A revista científica Elsevier decidiu ‘despublicar’ 34 artigos de um pesquisador brasileiro devido a informações falsas. Outros 13 artigos estão sob investigação. Os artigos em questão tinham pareceristas com emails falsos, o que levou a editora a rever sua publicação.
O pesquisador em questão, Guilherme Malafaia, do Instituto Federal Goiano, nega as acusações e alega não ter tido espaço para se defender durante o processo. Ele encontrou os endereços de email dos pareceristas em uma base chinesa, mas problemas de acesso a sua conta impossibilitaram a comprovação da origem.
A revista Stoten, especializada em pesquisas ambientais, teve sua avaliação suspensa temporariamente devido a suspeitas sobre a qualidade dos artigos publicados. Além disso, foi revelado que a revista é considerada um “papermill journal”, favorecendo a quantidade em detrimento da qualidade dos artigos.

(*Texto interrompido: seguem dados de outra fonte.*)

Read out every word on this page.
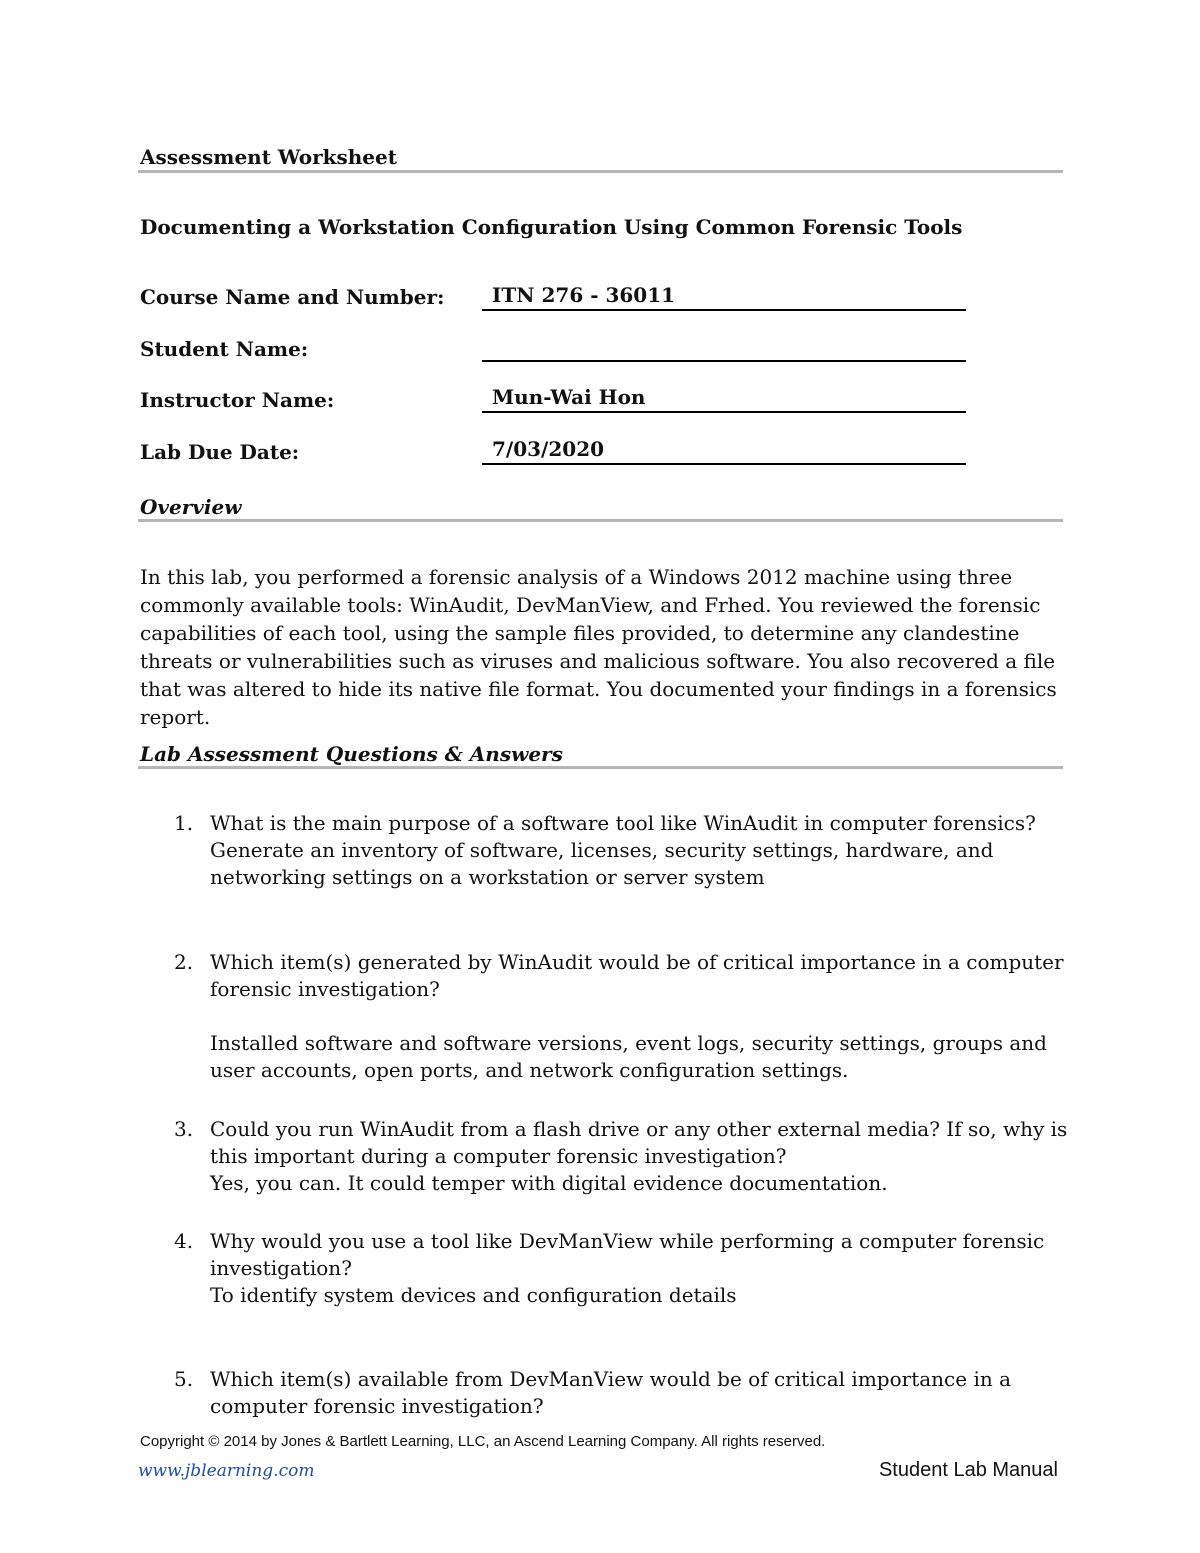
Assessment Worksheet
Documenting a Workstation Configuration Using Common Forensic Tools
Course Name and Number:	ITN 276 - 36011
Student Name:
Instructor Name:	Mun-Wai Hon
Lab Due Date:	7/03/2020
Overview

In this lab, you performed a forensic analysis of a Windows 2012 machine using three commonly available tools: WinAudit, DevManView, and Frhed. You reviewed the forensic capabilities of each tool, using the sample files provided, to determine any clandestine threats or vulnerabilities such as viruses and malicious software. You also recovered a file that was altered to hide its native file format. You documented your findings in a forensics report.

Lab Assessment Questions & Answers
1. What is the main purpose of a software tool like WinAudit in computer forensics?

Generate an inventory of software, licenses, security settings, hardware, and networking settings on a workstation or server system

2. Which item(s) generated by WinAudit would be of critical importance in a computer forensic investigation?

Installed software and software versions, event logs, security settings, groups and user accounts, open ports, and network configuration settings.

3. Could you run WinAudit from a flash drive or any other external media? If so, why is this important during a computer forensic investigation?

Yes, you can. It could temper with digital evidence documentation.

4. Why would you use a tool like DevManView while performing a computer forensic investigation?

To identify system devices and configuration details

5. Which item(s) available from DevManView would be of critical importance in a computer forensic investigation?

Copyright © 2014 by Jones & Bartlett Learning, LLC, an Ascend Learning Company. All rights reserved.
www.jblearning.com	Student Lab Manual
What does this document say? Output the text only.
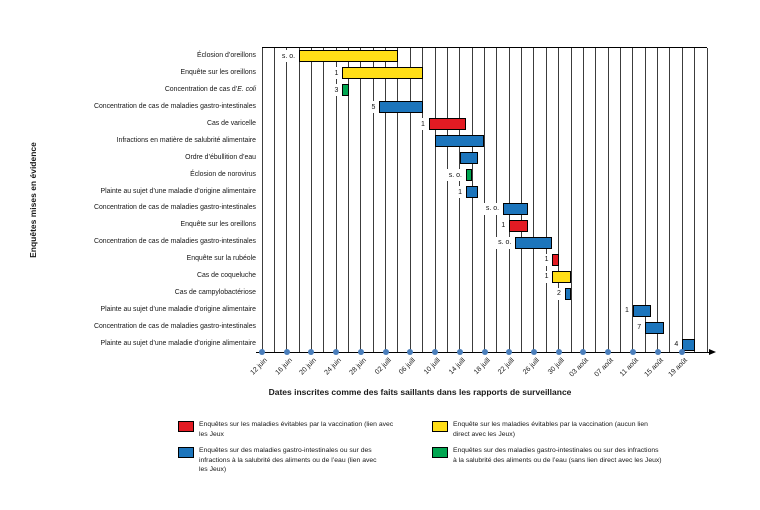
Enquêtes mises en évidence
Éclosion d’oreillons
Enquête sur les oreillons
Concentration de cas d’ E. coli
Concentration de cas de maladies gastro-intestinales
Cas de varicelle
Infractions en matière de salubrité alimentaire
Ordre d’ébullition d’eau
Éclosion de norovirus
Plainte au sujet d’une maladie d’origine alimentaire
Concentration de cas de maladies gastro-intestinales
Enquête sur les oreillons
Concentration de cas de maladies gastro-intestinales
Enquête sur la rubéole
Cas de coqueluche
Cas de campylobactériose
Plainte au sujet d’une maladie d’origine alimentaire
Concentration de cas de maladies gastro-intestinales
Plainte au sujet d’une maladie d’origine alimentaire
s. o.
1
3
5
1
s. o.
1
s. o.
1
s. o.
1
1
2
1
7
4
12 juin 16 juin 20 juin 24 juin 28 juin 02 juill 06 juill 10 juill 14 juill 18 juill 22 juill 26 juill 30 juill 03 août 07 août 11 août 15 août 19 août
Dates inscrites comme des faits saillants dans les rapports de surveillance
Enquêtes sur les maladies évitables par la vaccination (lien avec
les Jeux
Enquête sur les maladies évitables par la vaccination (aucun lien
direct avec les Jeux)
Enquêtes sur des maladies gastro-intestinales ou sur des
infractions à la salubrité des aliments ou de l’eau (lien avec
les Jeux)
Enquêtes sur des maladies gastro-intestinales ou sur des infractions
à la salubrité des aliments ou de l’eau (sans lien direct avec les Jeux)
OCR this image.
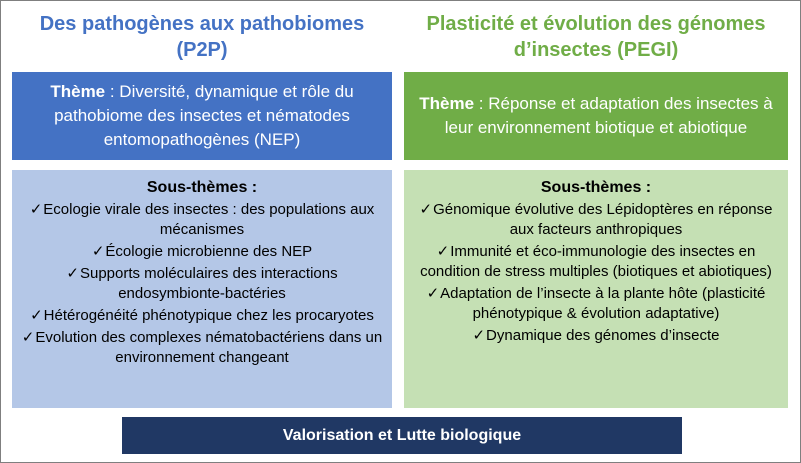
Des pathogènes aux pathobiomes
(P2P)
Plasticité et évolution des génomes
d’insectes (PEGI)
Thème : Diversité, dynamique et rôle du pathobiome des insectes et nématodes entomopathogènes (NEP)
Thème : Réponse et adaptation des insectes à leur environnement biotique et abiotique
Sous-thèmes :
✓Ecologie virale des insectes : des populations aux mécanismes
✓Écologie microbienne des NEP
✓Supports moléculaires des interactions endosymbionte-bactéries
✓Hétérogénéité phénotypique chez les procaryotes
✓Evolution des complexes nématobactériens dans un environnement changeant
Sous-thèmes :
✓Génomique évolutive des Lépidoptères en réponse aux facteurs anthropiques
✓Immunité et éco-immunologie des insectes en condition de stress multiples (biotiques et abiotiques)
✓Adaptation de l’insecte à la plante hôte (plasticité phénotypique & évolution adaptative)
✓Dynamique des génomes d’insecte
Valorisation et Lutte biologique
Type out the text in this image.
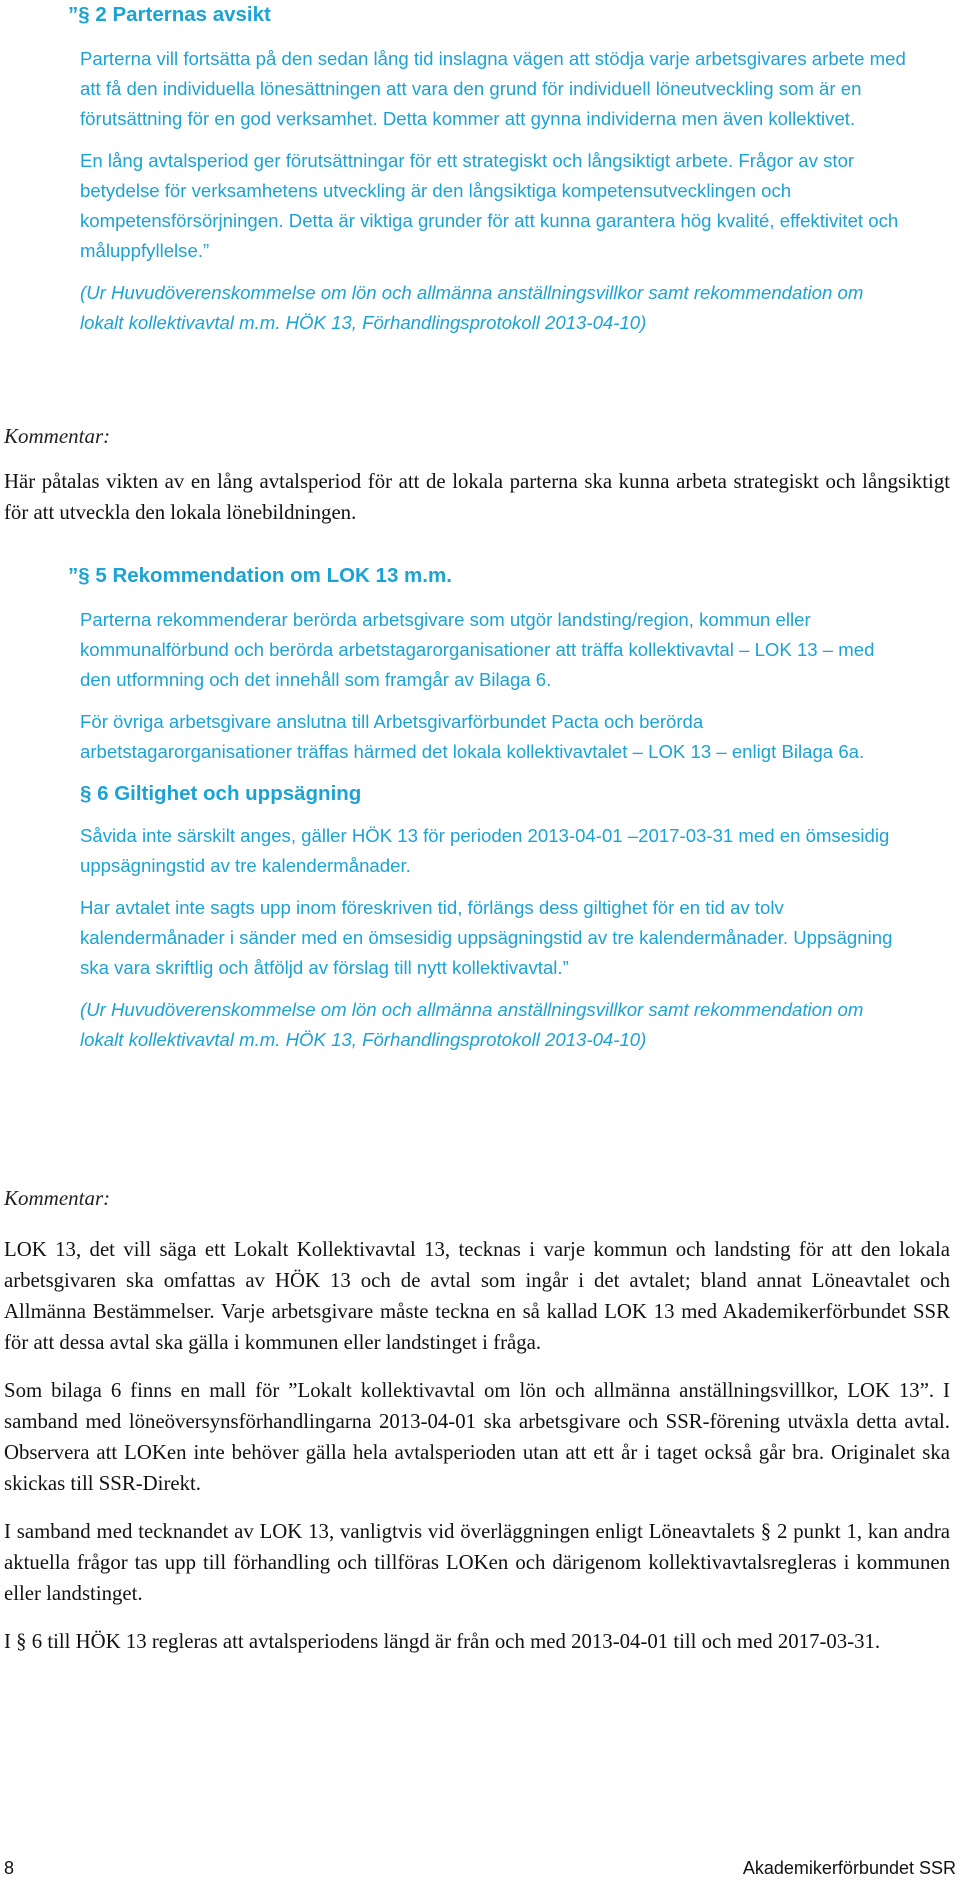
”§ 2 Parternas avsikt

Parterna vill fortsätta på den sedan lång tid inslagna vägen att stödja varje arbetsgivares arbete med att få den individuella lönesättningen att vara den grund för individuell löneutveckling som är en förutsättning för en god verksamhet. Detta kommer att gynna individerna men även kollektivet.

En lång avtalsperiod ger förutsättningar för ett strategiskt och långsiktigt arbete. Frågor av stor betydelse för verksamhetens utveckling är den långsiktiga kompetensutvecklingen och kompetensförsörjningen. Detta är viktiga grunder för att kunna garantera hög kvalité, effektivitet och måluppfyllelse.”

(Ur Huvudöverenskommelse om lön och allmänna anställningsvillkor samt rekommendation om lokalt kollektivavtal m.m. HÖK 13, Förhandlingsprotokoll 2013-04-10)

Kommentar:

Här påtalas vikten av en lång avtalsperiod för att de lokala parterna ska kunna arbeta strategiskt och långsiktigt för att utveckla den lokala lönebildningen.

”§ 5 Rekommendation om LOK 13 m.m.

Parterna rekommenderar berörda arbetsgivare som utgör landsting/region, kommun eller kommunalförbund och berörda arbetstagarorganisationer att träffa kollektivavtal – LOK 13 – med den utformning och det innehåll som framgår av Bilaga 6.

För övriga arbetsgivare anslutna till Arbetsgivarförbundet Pacta och berörda arbetstagarorganisationer träffas härmed det lokala kollektivavtalet – LOK 13 – enligt Bilaga 6a.

§ 6 Giltighet och uppsägning

Såvida inte särskilt anges, gäller HÖK 13 för perioden 2013-04-01 –2017-03-31 med en ömsesidig uppsägningstid av tre kalendermånader.

Har avtalet inte sagts upp inom föreskriven tid, förlängs dess giltighet för en tid av tolv kalendermånader i sänder med en ömsesidig uppsägningstid av tre kalendermånader. Uppsägning ska vara skriftlig och åtföljd av förslag till nytt kollektivavtal.”

(Ur Huvudöverenskommelse om lön och allmänna anställningsvillkor samt rekommendation om lokalt kollektivavtal m.m. HÖK 13, Förhandlingsprotokoll 2013-04-10)

Kommentar:

LOK 13, det vill säga ett Lokalt Kollektivavtal 13, tecknas i varje kommun och landsting för att den lokala arbetsgivaren ska omfattas av HÖK 13 och de avtal som ingår i det avtalet; bland annat Löneavtalet och Allmänna Bestämmelser. Varje arbetsgivare måste teckna en så kallad LOK 13 med Akademikerförbundet SSR för att dessa avtal ska gälla i kommunen eller landstinget i fråga.

Som bilaga 6 finns en mall för ”Lokalt kollektivavtal om lön och allmänna anställningsvillkor, LOK 13”. I samband med löneöversynsförhandlingarna 2013-04-01 ska arbetsgivare och SSR-förening utväxla detta avtal. Observera att LOKen inte behöver gälla hela avtalsperioden utan att ett år i taget också går bra. Originalet ska skickas till SSR-Direkt.

I samband med tecknandet av LOK 13, vanligtvis vid överläggningen enligt Löneavtalets § 2 punkt 1, kan andra aktuella frågor tas upp till förhandling och tillföras LOKen och därigenom kollektivavtalsregleras i kommunen eller landstinget.

I § 6 till HÖK 13 regleras att avtalsperiodens längd är från och med 2013-04-01 till och med 2017-03-31.

8	Akademikerförbundet SSR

Em 2020, um artigo da revista foi retratado após criticas por conter informações falsas sobre a Covid-19. O editor desse artigo, Damiá Barceló, é o mesmo que editou a maioria dos artigos de Malafaia, e está sendo investigado na Espanha por manipulação de sua filiação em troca de dinheiro.
Barceló e Malafaia foram coautores em diversas pesquisas, e Malafaia tentou provar sua inocência durante o processo investigativo. A Folha de S.Paulo tentou contato com Barceló para esclarecimentos, mas não obteve resposta até o momento.